Labour mayoral hopeful Dame Tessa Jowell said over the weekend that her party had “lost the art” of winning an election, and that a victory in the race to replace Boris Johnson would be the “first step” in a national comeback.
“The scale of our defeat five or six weeks ago shows that we have lost the art of winning the election,” Jowell said yesterday on the BBC.
She added: “It’s a very big moment and that’s why Labour has to choose a candidate who can win, who can unite London, and build one London.”
Jowell, a former cabinet minister, is widely seen as a frontrunner for the Labour candidacy, alongside Sadiq Khan, the MP for Tooting. Four other candidates are on the shortlist, including MPs David Lammy, Diane Abbott and Gareth Thomas, as well as writer Christian Wolmar.
Labour’s official candidate will be selected from the shortlist after a public vote this summer. Anybody who signs up as a member of the Labour party and pays £3 to be a registered supporter before 12 August will be entitled to vote, with the candidate to be announced at an event on 12 September, the same day as the winner of Labour’s national leadership contest is expected to be revealed.
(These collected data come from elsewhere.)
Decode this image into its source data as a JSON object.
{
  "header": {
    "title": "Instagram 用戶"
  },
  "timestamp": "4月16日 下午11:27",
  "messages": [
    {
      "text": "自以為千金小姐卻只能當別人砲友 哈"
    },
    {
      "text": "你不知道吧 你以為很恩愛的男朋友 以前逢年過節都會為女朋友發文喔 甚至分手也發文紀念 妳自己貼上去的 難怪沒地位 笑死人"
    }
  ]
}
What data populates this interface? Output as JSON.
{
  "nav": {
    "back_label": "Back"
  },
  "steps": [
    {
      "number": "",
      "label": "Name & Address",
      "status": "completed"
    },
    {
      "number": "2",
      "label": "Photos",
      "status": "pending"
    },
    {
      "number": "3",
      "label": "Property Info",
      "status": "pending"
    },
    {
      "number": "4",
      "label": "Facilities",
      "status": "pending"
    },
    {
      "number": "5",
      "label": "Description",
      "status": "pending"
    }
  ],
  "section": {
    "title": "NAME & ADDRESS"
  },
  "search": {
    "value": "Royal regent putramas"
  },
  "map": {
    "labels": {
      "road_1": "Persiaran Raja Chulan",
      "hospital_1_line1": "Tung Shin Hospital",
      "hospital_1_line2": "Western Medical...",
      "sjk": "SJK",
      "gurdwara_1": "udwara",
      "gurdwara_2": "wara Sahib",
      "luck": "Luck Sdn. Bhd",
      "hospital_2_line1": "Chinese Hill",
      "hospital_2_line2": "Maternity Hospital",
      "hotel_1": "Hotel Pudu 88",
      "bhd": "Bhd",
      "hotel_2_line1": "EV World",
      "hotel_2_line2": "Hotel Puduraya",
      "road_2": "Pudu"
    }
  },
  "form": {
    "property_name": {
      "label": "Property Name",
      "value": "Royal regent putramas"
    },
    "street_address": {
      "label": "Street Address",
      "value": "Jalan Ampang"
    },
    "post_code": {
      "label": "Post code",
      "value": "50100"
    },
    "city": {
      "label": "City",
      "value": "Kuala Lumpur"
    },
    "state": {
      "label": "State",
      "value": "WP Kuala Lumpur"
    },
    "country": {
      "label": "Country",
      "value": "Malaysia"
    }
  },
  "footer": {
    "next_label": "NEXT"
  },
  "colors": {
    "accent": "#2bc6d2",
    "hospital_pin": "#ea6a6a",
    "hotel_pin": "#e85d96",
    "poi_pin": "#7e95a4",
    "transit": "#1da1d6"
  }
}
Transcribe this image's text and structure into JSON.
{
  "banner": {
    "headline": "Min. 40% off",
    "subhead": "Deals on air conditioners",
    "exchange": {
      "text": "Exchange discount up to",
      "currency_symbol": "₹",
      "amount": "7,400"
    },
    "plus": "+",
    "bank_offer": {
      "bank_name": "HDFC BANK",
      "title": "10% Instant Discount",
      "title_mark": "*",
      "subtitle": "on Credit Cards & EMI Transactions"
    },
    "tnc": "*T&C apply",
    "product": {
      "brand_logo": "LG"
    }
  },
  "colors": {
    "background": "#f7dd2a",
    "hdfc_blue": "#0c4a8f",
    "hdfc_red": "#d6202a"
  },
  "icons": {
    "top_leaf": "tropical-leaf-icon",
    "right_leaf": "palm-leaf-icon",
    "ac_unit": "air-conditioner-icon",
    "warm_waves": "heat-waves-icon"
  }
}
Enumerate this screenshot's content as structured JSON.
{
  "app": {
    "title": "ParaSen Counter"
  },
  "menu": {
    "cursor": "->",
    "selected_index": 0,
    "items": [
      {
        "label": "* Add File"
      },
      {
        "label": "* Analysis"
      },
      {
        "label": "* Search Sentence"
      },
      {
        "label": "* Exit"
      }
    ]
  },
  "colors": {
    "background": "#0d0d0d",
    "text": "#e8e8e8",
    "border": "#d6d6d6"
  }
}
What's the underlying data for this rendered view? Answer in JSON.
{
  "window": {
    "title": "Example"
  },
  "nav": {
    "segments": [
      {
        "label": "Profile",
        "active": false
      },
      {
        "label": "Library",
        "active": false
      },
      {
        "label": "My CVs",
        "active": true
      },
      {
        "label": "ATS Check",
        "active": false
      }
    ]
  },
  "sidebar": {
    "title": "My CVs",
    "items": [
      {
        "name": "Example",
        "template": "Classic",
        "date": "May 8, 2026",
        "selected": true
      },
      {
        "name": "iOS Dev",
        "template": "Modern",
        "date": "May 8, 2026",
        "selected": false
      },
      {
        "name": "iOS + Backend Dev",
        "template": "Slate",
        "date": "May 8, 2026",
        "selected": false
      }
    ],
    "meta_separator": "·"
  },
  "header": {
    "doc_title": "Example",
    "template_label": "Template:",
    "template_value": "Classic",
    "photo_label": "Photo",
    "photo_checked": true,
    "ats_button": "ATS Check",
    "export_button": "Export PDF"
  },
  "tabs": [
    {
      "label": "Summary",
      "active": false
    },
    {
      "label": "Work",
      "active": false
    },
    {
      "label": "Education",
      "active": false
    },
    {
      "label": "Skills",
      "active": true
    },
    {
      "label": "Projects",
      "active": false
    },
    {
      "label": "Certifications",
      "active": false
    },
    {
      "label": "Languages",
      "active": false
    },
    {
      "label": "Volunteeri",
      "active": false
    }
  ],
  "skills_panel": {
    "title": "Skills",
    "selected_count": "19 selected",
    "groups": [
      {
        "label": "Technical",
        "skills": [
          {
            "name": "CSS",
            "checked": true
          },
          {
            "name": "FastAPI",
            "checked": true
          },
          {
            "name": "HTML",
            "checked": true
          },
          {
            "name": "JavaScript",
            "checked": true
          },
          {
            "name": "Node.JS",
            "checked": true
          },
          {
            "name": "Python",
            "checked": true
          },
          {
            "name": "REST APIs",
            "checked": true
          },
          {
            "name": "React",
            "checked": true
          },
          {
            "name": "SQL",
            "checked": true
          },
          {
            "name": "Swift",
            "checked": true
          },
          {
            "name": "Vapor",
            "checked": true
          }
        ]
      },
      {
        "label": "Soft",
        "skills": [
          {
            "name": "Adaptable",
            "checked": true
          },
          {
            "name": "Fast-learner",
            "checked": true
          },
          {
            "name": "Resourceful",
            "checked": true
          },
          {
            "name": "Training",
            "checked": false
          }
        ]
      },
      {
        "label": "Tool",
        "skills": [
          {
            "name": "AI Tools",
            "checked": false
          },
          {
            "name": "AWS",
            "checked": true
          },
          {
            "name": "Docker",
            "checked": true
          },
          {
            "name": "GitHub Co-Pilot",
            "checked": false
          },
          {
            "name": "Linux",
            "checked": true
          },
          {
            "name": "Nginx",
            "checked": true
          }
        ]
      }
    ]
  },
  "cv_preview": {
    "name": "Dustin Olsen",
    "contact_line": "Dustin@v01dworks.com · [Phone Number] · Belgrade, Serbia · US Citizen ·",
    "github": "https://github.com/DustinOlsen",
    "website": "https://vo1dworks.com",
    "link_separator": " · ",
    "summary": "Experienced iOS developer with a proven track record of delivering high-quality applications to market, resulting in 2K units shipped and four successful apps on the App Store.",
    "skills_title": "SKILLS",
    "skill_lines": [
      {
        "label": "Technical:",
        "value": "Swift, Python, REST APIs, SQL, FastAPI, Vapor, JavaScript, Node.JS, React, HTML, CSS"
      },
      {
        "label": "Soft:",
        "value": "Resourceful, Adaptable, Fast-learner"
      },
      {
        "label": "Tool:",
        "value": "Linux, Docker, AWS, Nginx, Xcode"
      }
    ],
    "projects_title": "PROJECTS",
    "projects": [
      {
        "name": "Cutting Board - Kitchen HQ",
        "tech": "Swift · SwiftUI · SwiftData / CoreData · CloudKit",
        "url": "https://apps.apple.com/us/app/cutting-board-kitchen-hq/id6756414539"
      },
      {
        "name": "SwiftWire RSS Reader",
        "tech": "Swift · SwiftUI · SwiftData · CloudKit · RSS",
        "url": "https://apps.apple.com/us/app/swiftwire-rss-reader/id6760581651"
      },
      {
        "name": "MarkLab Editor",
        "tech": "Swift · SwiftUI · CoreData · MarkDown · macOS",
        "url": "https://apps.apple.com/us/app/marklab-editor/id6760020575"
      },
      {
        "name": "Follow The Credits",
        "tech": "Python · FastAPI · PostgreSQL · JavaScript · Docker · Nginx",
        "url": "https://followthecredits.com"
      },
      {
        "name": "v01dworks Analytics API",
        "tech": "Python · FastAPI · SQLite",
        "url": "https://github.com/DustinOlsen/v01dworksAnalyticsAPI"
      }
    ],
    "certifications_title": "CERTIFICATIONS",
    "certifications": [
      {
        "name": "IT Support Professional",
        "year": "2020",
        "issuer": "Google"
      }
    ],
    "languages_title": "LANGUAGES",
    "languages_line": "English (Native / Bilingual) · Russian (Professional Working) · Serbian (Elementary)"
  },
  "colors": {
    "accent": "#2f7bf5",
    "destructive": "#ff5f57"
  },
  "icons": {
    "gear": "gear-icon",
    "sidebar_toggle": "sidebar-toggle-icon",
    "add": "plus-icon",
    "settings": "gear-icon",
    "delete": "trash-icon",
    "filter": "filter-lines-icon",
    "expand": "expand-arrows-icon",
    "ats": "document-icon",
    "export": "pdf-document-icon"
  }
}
Last week, Lammy demanded that his party scrap the £3 fee, saying it would leave out “thousands” of voters.
“This is a test for our party of how much we understand why we lost — not just at the general election but in the last two mayoral elections too — and whether we’re really willing to do what it takes to win back the trust of the voters we’ve lost in London,” he said on Friday, adding: “If we are, then we need to make it completely free of charge to take part.”
Whoever wins the Labour contest will face off against a yet to be selected Conservative candidate.
Deputy mayor Stephen Greenhalgh and former footballer Sol Campbell have already declared their desire to be on the Tory ticket, as has the bookmakers’ favourite, Zac Goldsmith, the MP for Richmond Park.